Слезы неприкаянные | страница 8
— Да отколь он, этот хрен одноногий, химеру такую выскреб? — вновь перебил Авдотью Степан. — Не знаю, как там насчет Христа, точно об этом никому не ведомо, а вот, что спас меня от гибели верной еврейский парень, а сам погиб при этом, так это так оно и есть — Давидом его звали.
Степан вновь плеснул водки в стакан и опять же выпил без передыха. Затем скрутил витком три стрелки лука зеленого, ломая, забил их в большую деревянную солонку, в крупную серую соль, аппетитно, сочно хрустел.
— И не сидел бы я здесь сейчас рядом с тобой, моя Авдотья, если бы не этот еврейский парень, которому всего-то маяться на этом свете выпало двадцать два годочка. Бывалоче, лежим с ним в окопе, а он мне музыку на трубочке своей наигрывает, и такую, что не слыхивал никогда ранее. Да еще носил Давид при себе блокнот в линеечку, записывал туда знаки какие-то. Это уж потом понял я, что это музыкальная грамота такая. А ты говоришь, работать не любят, в окопе музыку сочинял этот еврейский парень.
Степан открыл футляр, провел пальцем по клапанам. Молчал инструмент. Авдотья впервые видела флейту, боязливо прикоснулась к ней. Природа, видимо, не обделила ее чувством прекрасного и что перед ней великое творение рук человеческих, инстинктивно поняла сразу. В голове Авдотьи, тем временем, блуждали странные мысли, не посещавшие прежде ее никогда. Тоска по тому, что ни она, ни ее родичи никогда не имели таланта музыкального, или не дал Бог им счастья развить его, в той тусклой дороге жизненной.
Степан отвернул карман гимнастерки, выложил на стол блокнот, две фотокарточки потрепанные. На одной девчушка черноволосая, на другой — сам Давид с флейтой в руке. Очень тревожно стало вдруг в душе Авдотьи.
— Степ, глянь, а на карточке-то парнишка твой впрямь одно лицо с нашим мальчонкой.
Степан взглянул на Изю, тот играл с котенком. Степан обомлел…
— А не обознались мы? Что на обороте-то?
«Давид Ицкович. Москва, консерватория, 1940 г.», — прочитала по слогам Авдотья. — И наши жильцы Ицковичи, — теперь уже чуть не потеряв дар речи, шепотом вымолвила она.
— Да что ты, мать, побойся бога!
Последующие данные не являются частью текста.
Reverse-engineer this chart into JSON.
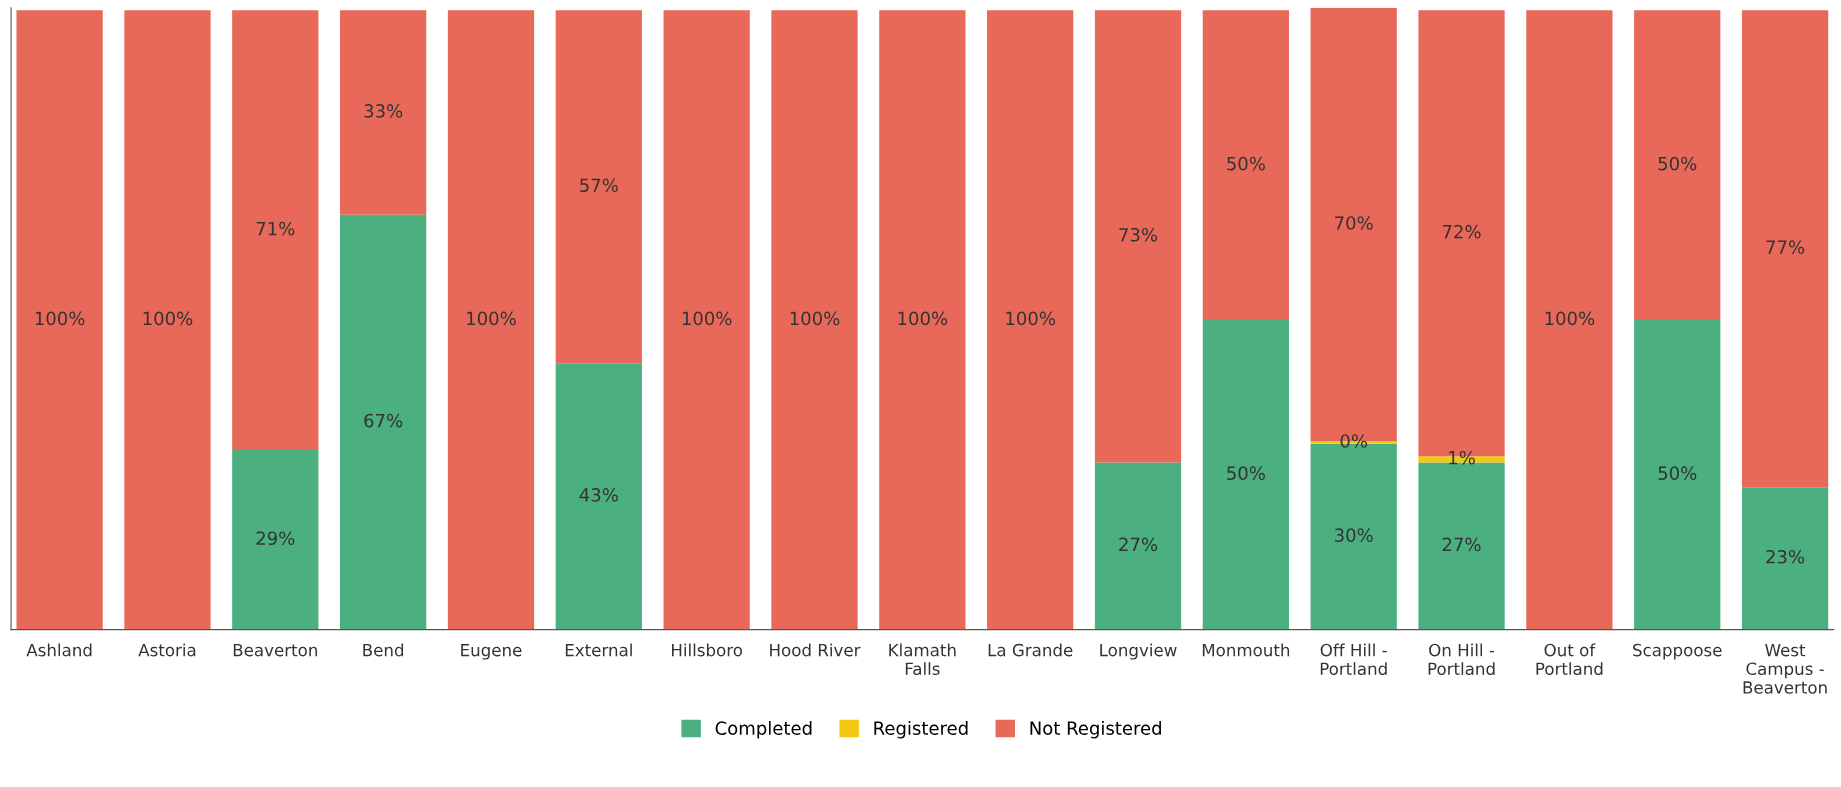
{
  "chart_data": {
    "type": "bar",
    "stacked": true,
    "legend": "bottom",
    "grid": false,
    "tick_labels": "x",
    "categories": [
      "Ashland",
      "Astoria",
      "Beaverton",
      "Bend",
      "Eugene",
      "External",
      "Hillsboro",
      "Hood River",
      "Klamath\nFalls",
      "La Grande",
      "Longview",
      "Monmouth",
      "Off Hill -\nPortland",
      "On Hill -\nPortland",
      "Out of\nPortland",
      "Scappoose",
      "West\nCampus -\nBeaverton"
    ],
    "series": [
      {
        "name": "Completed",
        "color": "#4caf80",
        "values": [
          0,
          0,
          29,
          67,
          0,
          43,
          0,
          0,
          0,
          0,
          27,
          50,
          30,
          27,
          0,
          50,
          23
        ],
        "value_labels": [
          null,
          null,
          "29%",
          "67%",
          null,
          "43%",
          null,
          null,
          null,
          null,
          "27%",
          "50%",
          "30%",
          "27%",
          null,
          "50%",
          "23%"
        ]
      },
      {
        "name": "Registered",
        "color": "#f2c811",
        "values": [
          0,
          0,
          0,
          0,
          0,
          0,
          0,
          0,
          0,
          0,
          0,
          0,
          0.4,
          1,
          0,
          0,
          0
        ],
        "value_labels": [
          null,
          null,
          null,
          null,
          null,
          null,
          null,
          null,
          null,
          null,
          null,
          null,
          "0%",
          "1%",
          null,
          null,
          null
        ]
      },
      {
        "name": "Not Registered",
        "color": "#e8695a",
        "values": [
          100,
          100,
          71,
          33,
          100,
          57,
          100,
          100,
          100,
          100,
          73,
          50,
          70,
          72,
          100,
          50,
          77
        ],
        "value_labels": [
          "100%",
          "100%",
          "71%",
          "33%",
          "100%",
          "57%",
          "100%",
          "100%",
          "100%",
          "100%",
          "73%",
          "50%",
          "70%",
          "72%",
          "100%",
          "50%",
          "77%"
        ]
      }
    ]
  }
}
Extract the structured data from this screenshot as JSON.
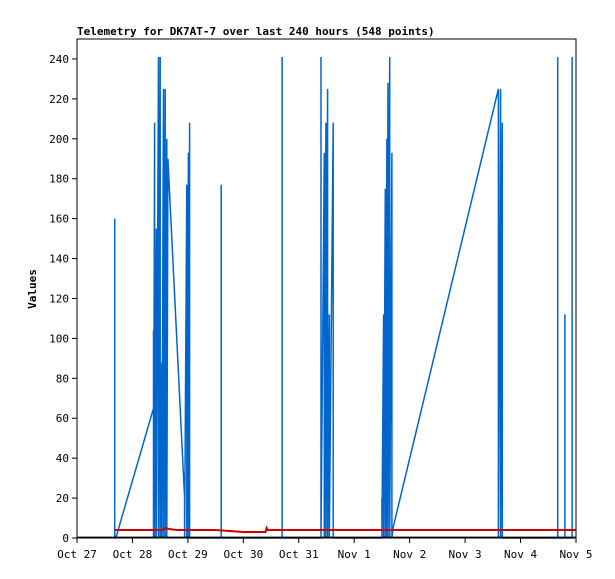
{
  "chart_data": {
    "type": "line",
    "title": "Telemetry for DK7AT-7 over last 240 hours (548 points)",
    "xlabel": "",
    "ylabel": "Values",
    "xlim": [
      0,
      9
    ],
    "ylim": [
      0,
      250
    ],
    "grid": false,
    "legend": "none",
    "x_tick_labels": [
      "Oct 27",
      "Oct 28",
      "Oct 29",
      "Oct 30",
      "Oct 31",
      "Nov 1",
      "Nov 2",
      "Nov 3",
      "Nov 4",
      "Nov 5"
    ],
    "y_ticks": [
      0,
      20,
      40,
      60,
      80,
      100,
      120,
      140,
      160,
      180,
      200,
      220,
      240
    ],
    "series": [
      {
        "color": "#0066cc",
        "points": [
          [
            0.68,
            0
          ],
          [
            0.68,
            160
          ],
          [
            0.68,
            0
          ],
          [
            0.7,
            0
          ],
          [
            1.38,
            65
          ],
          [
            1.38,
            104
          ],
          [
            1.38,
            0
          ],
          [
            1.4,
            208
          ],
          [
            1.4,
            0
          ],
          [
            1.43,
            155
          ],
          [
            1.43,
            0
          ],
          [
            1.47,
            241
          ],
          [
            1.47,
            0
          ],
          [
            1.5,
            241
          ],
          [
            1.5,
            0
          ],
          [
            1.53,
            88
          ],
          [
            1.53,
            0
          ],
          [
            1.56,
            225
          ],
          [
            1.56,
            0
          ],
          [
            1.59,
            225
          ],
          [
            1.59,
            0
          ],
          [
            1.62,
            200
          ],
          [
            1.62,
            0
          ],
          [
            1.64,
            190
          ],
          [
            1.94,
            20
          ],
          [
            1.94,
            0
          ],
          [
            1.98,
            177
          ],
          [
            1.98,
            0
          ],
          [
            2.01,
            193
          ],
          [
            2.01,
            0
          ],
          [
            2.03,
            208
          ],
          [
            2.03,
            0
          ],
          [
            2.6,
            0
          ],
          [
            2.6,
            177
          ],
          [
            2.6,
            0
          ],
          [
            3.7,
            0
          ],
          [
            3.7,
            241
          ],
          [
            3.7,
            0
          ],
          [
            4.4,
            0
          ],
          [
            4.4,
            241
          ],
          [
            4.4,
            0
          ],
          [
            4.46,
            193
          ],
          [
            4.46,
            0
          ],
          [
            4.49,
            208
          ],
          [
            4.49,
            0
          ],
          [
            4.52,
            225
          ],
          [
            4.52,
            0
          ],
          [
            4.55,
            112
          ],
          [
            4.55,
            0
          ],
          [
            4.62,
            208
          ],
          [
            4.62,
            0
          ],
          [
            5.5,
            0
          ],
          [
            5.5,
            20
          ],
          [
            5.5,
            0
          ],
          [
            5.53,
            112
          ],
          [
            5.53,
            0
          ],
          [
            5.56,
            175
          ],
          [
            5.56,
            0
          ],
          [
            5.59,
            200
          ],
          [
            5.59,
            0
          ],
          [
            5.61,
            228
          ],
          [
            5.61,
            0
          ],
          [
            5.64,
            241
          ],
          [
            5.64,
            0
          ],
          [
            5.68,
            193
          ],
          [
            5.68,
            0
          ],
          [
            5.7,
            5
          ],
          [
            7.6,
            225
          ],
          [
            7.6,
            0
          ],
          [
            7.64,
            225
          ],
          [
            7.64,
            0
          ],
          [
            7.67,
            208
          ],
          [
            7.67,
            0
          ],
          [
            8.67,
            0
          ],
          [
            8.67,
            241
          ],
          [
            8.67,
            0
          ],
          [
            8.8,
            0
          ],
          [
            8.8,
            112
          ],
          [
            8.8,
            0
          ],
          [
            8.93,
            0
          ],
          [
            8.93,
            241
          ],
          [
            8.93,
            0
          ]
        ]
      },
      {
        "color": "#cc0000",
        "points": [
          [
            0.68,
            4
          ],
          [
            1.55,
            4
          ],
          [
            1.58,
            5
          ],
          [
            1.66,
            4.5
          ],
          [
            1.8,
            4
          ],
          [
            2.5,
            4
          ],
          [
            2.75,
            3.5
          ],
          [
            3.0,
            3
          ],
          [
            3.4,
            3
          ],
          [
            3.42,
            5
          ],
          [
            3.44,
            4
          ],
          [
            9.0,
            4
          ]
        ]
      },
      {
        "color": "#000000",
        "points": [
          [
            0,
            0.3
          ],
          [
            9,
            0.3
          ]
        ]
      }
    ]
  }
}
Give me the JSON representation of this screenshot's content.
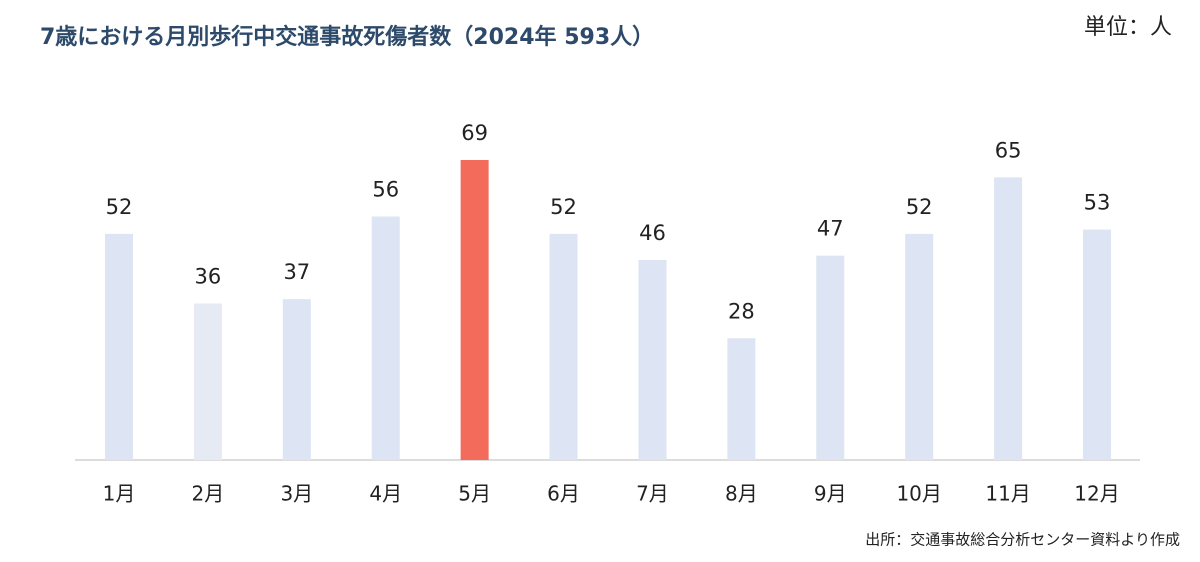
{
  "chart_data": {
    "type": "bar",
    "title": "7歳における月別歩行中交通事故死傷者数（2024年 593人）",
    "unit": "単位：人",
    "source": "出所：交通事故総合分析センター資料より作成",
    "categories": [
      "1月",
      "2月",
      "3月",
      "4月",
      "5月",
      "6月",
      "7月",
      "8月",
      "9月",
      "10月",
      "11月",
      "12月"
    ],
    "values": [
      52,
      36,
      37,
      56,
      69,
      52,
      46,
      28,
      47,
      52,
      65,
      53
    ],
    "colors": [
      "#dde4f3",
      "#e6eaf5",
      "#dde4f3",
      "#dde4f3",
      "#f26b5b",
      "#dde4f3",
      "#dde4f3",
      "#dde4f3",
      "#dde4f3",
      "#dde4f3",
      "#dde4f3",
      "#dde4f3"
    ]
  }
}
Как же эти карточки матери его казать-то будем? Он же, Давид, умирая, просил найти девчушку, родных. А они, выходит здесь рядом…
Авдотья бережно с каким-то нехорошим предчувствием придвинула к себе фотокарточки, и чем пристальней вглядывалась она в лица молодых, тем отчетливее понимала, что скрыта здесь большая беда, которую им и жиличке их только еще предстоит пережить.